While much has been written about the improvement to healthcare access, less has been written about the unique impact on women and little empirical research has examined racial/ethnic and economic health access disparities among women. Therefore, this study conducted a national assessment to understand the sociodemographic factors that influence barriers to healthcare for women since the passage of the ACA.
Methods: Data was analyzed from the Medical Expenditure Panel Survey utilizing a 5-year sample (2010-2015) and women ages 18-74 (N = 72,653). Predictors of barriers to healthcare included age, marital status, race/ethnicity, education, income, and insurance status. A dichotomous variable called “any barriers to care” was created based on four questions about access to healthcare. Multivariate logistic regression models were used to analyze predictors of barriers to healthcare.
Findings: 29% of respondents reported at least one barrier to care. In the multivariate logistic regression model, we found that being single (OR= 1.31, 95% CI=1.25-1.39) was associated with higher odds of having a barrier to care compared to those who were partnered. Women with no insurance (OR= 2.97, 95% CI=2.75-3.22) and public insurance (OR= 1.17, 95% CI=1.08-1.26) had higher odds of having a barrier to care compared to women with private insurance. Similarly, income was a significant predictor, where lower income meant having higher odds of having a barrier to care, which existed on a gradient. Finally, our analysis indicated that there were racial disparities in having a barrier to care, where Asian women (OR= 1.15, 95% CI=1.02-1.31) had higher odds of having a barrier to care compared to White women. However, Black women (OR= 0.93, 95% CI=0.87-1.00) and Hispanic women (OR= 1.05, 95% CI=0.97-1.13) did not have significantly different odds of having a barrier to care compared to White women when other socioeconomic factors were included in the model.

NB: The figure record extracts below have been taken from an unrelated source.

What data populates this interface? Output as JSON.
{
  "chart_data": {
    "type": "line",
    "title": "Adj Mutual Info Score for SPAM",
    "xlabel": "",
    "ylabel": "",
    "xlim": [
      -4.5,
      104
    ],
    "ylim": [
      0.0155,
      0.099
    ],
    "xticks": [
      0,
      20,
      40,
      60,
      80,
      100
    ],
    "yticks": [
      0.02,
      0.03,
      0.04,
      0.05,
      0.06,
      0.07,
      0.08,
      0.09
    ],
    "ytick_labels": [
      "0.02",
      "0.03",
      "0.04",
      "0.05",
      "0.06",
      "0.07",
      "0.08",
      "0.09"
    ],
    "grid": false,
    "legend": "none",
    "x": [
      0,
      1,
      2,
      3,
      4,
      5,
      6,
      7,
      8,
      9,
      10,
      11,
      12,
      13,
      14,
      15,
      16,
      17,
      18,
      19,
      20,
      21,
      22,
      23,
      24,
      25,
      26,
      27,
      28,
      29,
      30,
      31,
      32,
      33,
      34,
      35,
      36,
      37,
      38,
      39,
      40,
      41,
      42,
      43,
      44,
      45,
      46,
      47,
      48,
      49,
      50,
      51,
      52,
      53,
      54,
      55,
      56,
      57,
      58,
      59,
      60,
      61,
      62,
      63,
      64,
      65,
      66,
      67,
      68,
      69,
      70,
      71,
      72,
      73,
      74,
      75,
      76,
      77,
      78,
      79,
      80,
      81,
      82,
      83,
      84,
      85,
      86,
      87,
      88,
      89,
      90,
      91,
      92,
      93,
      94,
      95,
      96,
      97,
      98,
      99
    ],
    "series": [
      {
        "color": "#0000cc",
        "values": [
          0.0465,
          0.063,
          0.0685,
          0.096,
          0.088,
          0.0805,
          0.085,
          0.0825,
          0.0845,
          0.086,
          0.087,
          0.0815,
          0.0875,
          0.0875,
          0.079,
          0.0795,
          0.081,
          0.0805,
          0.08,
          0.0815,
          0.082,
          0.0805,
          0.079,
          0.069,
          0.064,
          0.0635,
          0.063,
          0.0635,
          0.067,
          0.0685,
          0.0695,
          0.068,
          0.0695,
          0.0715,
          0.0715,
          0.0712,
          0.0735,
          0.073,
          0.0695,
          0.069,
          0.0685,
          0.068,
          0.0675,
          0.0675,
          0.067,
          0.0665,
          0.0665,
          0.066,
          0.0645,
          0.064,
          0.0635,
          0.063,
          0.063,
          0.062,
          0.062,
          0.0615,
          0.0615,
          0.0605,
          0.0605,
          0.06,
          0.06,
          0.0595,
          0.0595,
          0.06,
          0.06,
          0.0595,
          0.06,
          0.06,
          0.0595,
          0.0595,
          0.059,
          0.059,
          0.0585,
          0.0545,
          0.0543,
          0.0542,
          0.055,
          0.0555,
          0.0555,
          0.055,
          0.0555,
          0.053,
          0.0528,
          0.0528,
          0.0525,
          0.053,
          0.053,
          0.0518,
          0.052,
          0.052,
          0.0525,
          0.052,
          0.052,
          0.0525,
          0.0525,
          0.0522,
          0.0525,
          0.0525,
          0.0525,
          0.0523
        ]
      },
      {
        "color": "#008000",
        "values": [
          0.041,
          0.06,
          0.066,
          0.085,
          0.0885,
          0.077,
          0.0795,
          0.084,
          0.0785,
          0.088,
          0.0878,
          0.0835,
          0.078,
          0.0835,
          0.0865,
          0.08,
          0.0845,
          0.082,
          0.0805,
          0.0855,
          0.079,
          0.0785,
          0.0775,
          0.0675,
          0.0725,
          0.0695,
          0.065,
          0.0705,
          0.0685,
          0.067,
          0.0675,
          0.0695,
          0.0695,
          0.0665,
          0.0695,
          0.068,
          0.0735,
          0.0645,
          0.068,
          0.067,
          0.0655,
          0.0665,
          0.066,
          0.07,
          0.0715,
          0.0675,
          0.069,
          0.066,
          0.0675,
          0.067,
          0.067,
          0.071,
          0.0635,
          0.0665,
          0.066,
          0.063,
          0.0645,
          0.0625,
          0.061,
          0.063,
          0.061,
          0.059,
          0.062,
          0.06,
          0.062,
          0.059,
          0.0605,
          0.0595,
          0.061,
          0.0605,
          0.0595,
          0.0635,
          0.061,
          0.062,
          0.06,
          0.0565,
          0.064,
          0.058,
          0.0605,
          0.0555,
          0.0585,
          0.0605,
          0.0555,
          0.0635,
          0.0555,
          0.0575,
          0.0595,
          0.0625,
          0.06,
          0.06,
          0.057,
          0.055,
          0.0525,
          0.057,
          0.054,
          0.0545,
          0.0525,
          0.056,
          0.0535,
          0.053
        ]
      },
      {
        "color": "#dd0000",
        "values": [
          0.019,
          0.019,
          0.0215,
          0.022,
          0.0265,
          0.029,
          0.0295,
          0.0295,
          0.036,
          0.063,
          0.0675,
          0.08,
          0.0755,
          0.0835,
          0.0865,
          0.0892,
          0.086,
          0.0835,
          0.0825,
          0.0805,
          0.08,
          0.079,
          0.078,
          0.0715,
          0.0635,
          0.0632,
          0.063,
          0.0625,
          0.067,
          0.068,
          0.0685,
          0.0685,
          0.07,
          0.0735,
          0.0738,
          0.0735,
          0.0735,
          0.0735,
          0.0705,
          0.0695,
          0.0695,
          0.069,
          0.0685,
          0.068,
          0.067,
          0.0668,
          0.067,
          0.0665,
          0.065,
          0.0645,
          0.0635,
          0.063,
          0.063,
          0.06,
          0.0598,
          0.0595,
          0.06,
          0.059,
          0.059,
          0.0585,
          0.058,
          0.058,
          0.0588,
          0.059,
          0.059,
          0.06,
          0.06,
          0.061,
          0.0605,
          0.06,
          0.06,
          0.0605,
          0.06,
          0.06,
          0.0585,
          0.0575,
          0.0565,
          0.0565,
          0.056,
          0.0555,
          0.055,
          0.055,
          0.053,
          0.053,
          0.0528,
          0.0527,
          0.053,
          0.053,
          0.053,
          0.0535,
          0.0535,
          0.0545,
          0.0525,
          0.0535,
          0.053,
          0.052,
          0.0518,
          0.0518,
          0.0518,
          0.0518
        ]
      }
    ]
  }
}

Income, education and insurance status each moderated the relationship between race/ethnicity and any barrier to care. Specifically, women who did not graduate from college had lower odds of having a barrier to care compared to college educated women across all racial groups, but with varying magnitude. While income was a predictor for all racial groups, there was a steeper gradient for white women. Not having insurance was especially harmful for Asian women, while public insurance was associated with higher odds of having a barrier to care compared to private insurance for white women only.
Conclusions: Sociodemographic variables significantly predicted having a barrier to healthcare. While all racial minority groups initially had higher barriers to care compared to White women, when additional sociodemographic variables such as income, education and insurance status were included in the model, only Asian women had significantly higher barriers to care compared to White women. This highlights the importance of taking an intersectional approach to research and policy practice.